I have to say that I fall on the side of enjoying symbolism more than allegory. (Although I am not putting the allegory lovers down at all; I loved their take on the whole debate.) The first example that comes to mind is Moby Dick. The fact that it (the whale) is a symbol that can mean so many different things is so fascinating to me. Whereas with Animal farm you go, okay, Russian Revolution, communist propaganda, totalitarianism... and then that's it. It's an entertaining story and an interesting allegory, but it funnels down into a point and there you are. Whereas symbols start with the point, and expand upwards into the funnel, and you can play with them forever.

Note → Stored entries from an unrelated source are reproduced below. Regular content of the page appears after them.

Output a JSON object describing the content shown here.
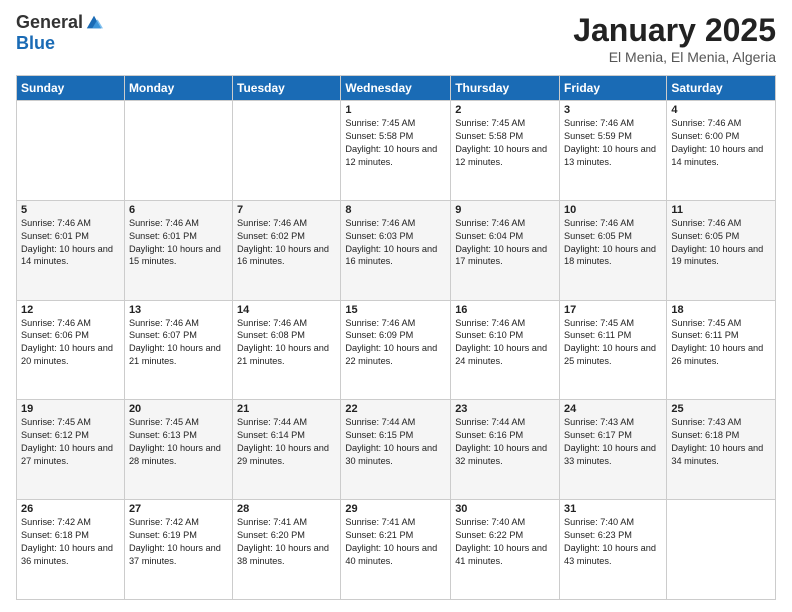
{
  "logo": {
    "general": "General",
    "blue": "Blue"
  },
  "title": "January 2025",
  "subtitle": "El Menia, El Menia, Algeria",
  "days_of_week": [
    "Sunday",
    "Monday",
    "Tuesday",
    "Wednesday",
    "Thursday",
    "Friday",
    "Saturday"
  ],
  "weeks": [
    [
      {
        "day": "",
        "info": ""
      },
      {
        "day": "",
        "info": ""
      },
      {
        "day": "",
        "info": ""
      },
      {
        "day": "1",
        "info": "Sunrise: 7:45 AM\nSunset: 5:58 PM\nDaylight: 10 hours and 12 minutes."
      },
      {
        "day": "2",
        "info": "Sunrise: 7:45 AM\nSunset: 5:58 PM\nDaylight: 10 hours and 12 minutes."
      },
      {
        "day": "3",
        "info": "Sunrise: 7:46 AM\nSunset: 5:59 PM\nDaylight: 10 hours and 13 minutes."
      },
      {
        "day": "4",
        "info": "Sunrise: 7:46 AM\nSunset: 6:00 PM\nDaylight: 10 hours and 14 minutes."
      }
    ],
    [
      {
        "day": "5",
        "info": "Sunrise: 7:46 AM\nSunset: 6:01 PM\nDaylight: 10 hours and 14 minutes."
      },
      {
        "day": "6",
        "info": "Sunrise: 7:46 AM\nSunset: 6:01 PM\nDaylight: 10 hours and 15 minutes."
      },
      {
        "day": "7",
        "info": "Sunrise: 7:46 AM\nSunset: 6:02 PM\nDaylight: 10 hours and 16 minutes."
      },
      {
        "day": "8",
        "info": "Sunrise: 7:46 AM\nSunset: 6:03 PM\nDaylight: 10 hours and 16 minutes."
      },
      {
        "day": "9",
        "info": "Sunrise: 7:46 AM\nSunset: 6:04 PM\nDaylight: 10 hours and 17 minutes."
      },
      {
        "day": "10",
        "info": "Sunrise: 7:46 AM\nSunset: 6:05 PM\nDaylight: 10 hours and 18 minutes."
      },
      {
        "day": "11",
        "info": "Sunrise: 7:46 AM\nSunset: 6:05 PM\nDaylight: 10 hours and 19 minutes."
      }
    ],
    [
      {
        "day": "12",
        "info": "Sunrise: 7:46 AM\nSunset: 6:06 PM\nDaylight: 10 hours and 20 minutes."
      },
      {
        "day": "13",
        "info": "Sunrise: 7:46 AM\nSunset: 6:07 PM\nDaylight: 10 hours and 21 minutes."
      },
      {
        "day": "14",
        "info": "Sunrise: 7:46 AM\nSunset: 6:08 PM\nDaylight: 10 hours and 21 minutes."
      },
      {
        "day": "15",
        "info": "Sunrise: 7:46 AM\nSunset: 6:09 PM\nDaylight: 10 hours and 22 minutes."
      },
      {
        "day": "16",
        "info": "Sunrise: 7:46 AM\nSunset: 6:10 PM\nDaylight: 10 hours and 24 minutes."
      },
      {
        "day": "17",
        "info": "Sunrise: 7:45 AM\nSunset: 6:11 PM\nDaylight: 10 hours and 25 minutes."
      },
      {
        "day": "18",
        "info": "Sunrise: 7:45 AM\nSunset: 6:11 PM\nDaylight: 10 hours and 26 minutes."
      }
    ],
    [
      {
        "day": "19",
        "info": "Sunrise: 7:45 AM\nSunset: 6:12 PM\nDaylight: 10 hours and 27 minutes."
      },
      {
        "day": "20",
        "info": "Sunrise: 7:45 AM\nSunset: 6:13 PM\nDaylight: 10 hours and 28 minutes."
      },
      {
        "day": "21",
        "info": "Sunrise: 7:44 AM\nSunset: 6:14 PM\nDaylight: 10 hours and 29 minutes."
      },
      {
        "day": "22",
        "info": "Sunrise: 7:44 AM\nSunset: 6:15 PM\nDaylight: 10 hours and 30 minutes."
      },
      {
        "day": "23",
        "info": "Sunrise: 7:44 AM\nSunset: 6:16 PM\nDaylight: 10 hours and 32 minutes."
      },
      {
        "day": "24",
        "info": "Sunrise: 7:43 AM\nSunset: 6:17 PM\nDaylight: 10 hours and 33 minutes."
      },
      {
        "day": "25",
        "info": "Sunrise: 7:43 AM\nSunset: 6:18 PM\nDaylight: 10 hours and 34 minutes."
      }
    ],
    [
      {
        "day": "26",
        "info": "Sunrise: 7:42 AM\nSunset: 6:18 PM\nDaylight: 10 hours and 36 minutes."
      },
      {
        "day": "27",
        "info": "Sunrise: 7:42 AM\nSunset: 6:19 PM\nDaylight: 10 hours and 37 minutes."
      },
      {
        "day": "28",
        "info": "Sunrise: 7:41 AM\nSunset: 6:20 PM\nDaylight: 10 hours and 38 minutes."
      },
      {
        "day": "29",
        "info": "Sunrise: 7:41 AM\nSunset: 6:21 PM\nDaylight: 10 hours and 40 minutes."
      },
      {
        "day": "30",
        "info": "Sunrise: 7:40 AM\nSunset: 6:22 PM\nDaylight: 10 hours and 41 minutes."
      },
      {
        "day": "31",
        "info": "Sunrise: 7:40 AM\nSunset: 6:23 PM\nDaylight: 10 hours and 43 minutes."
      },
      {
        "day": "",
        "info": ""
      }
    ]
  ]
}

I possibly am not explaining this well. But it did reinforce the fact that I like symbols more than allegories. I still enjoyed reading Animal Farm though, as a story, because it was excellent. Certainly didn't take as long as reading Moby-Dick, either.

"Benjamin was the only animal who did not side with either faction. He refused to believe either that food would become more plentiful or that the windmill would save work. Windmill or no windmill, he said, life would go on as it had always gone on--that is, badly."


Blogger K said...

I read Animal Farm for school when I was 13, and being a little swot went off and read 1984 of my own accord. That was traumatizing.

It's nice to read about someone's "fresh" reactions to the book. We were told all about the allegory as we went through it (they didn't assume 13-year-olds would know all about Communism) so in a way were told what to think.

I love the crossword-puzzle elements of allegory, but my gut feeling is that symbols are more intellectually fruitful precisely because you don't need that prior knowledge of what is going on - and (trying not to go all Roland Barthes here) you as a reader can participate in the text, because of that very multiplicity of meaning. Another reader might pick a different set of meanings.

And I liked the funnel metaphor, which says all that much more elegantly, frankly.

2:46 AM  
Blogger mo pie said...

I totally agree with you. I enjoy multiplicity of meaning better than the didactic approach.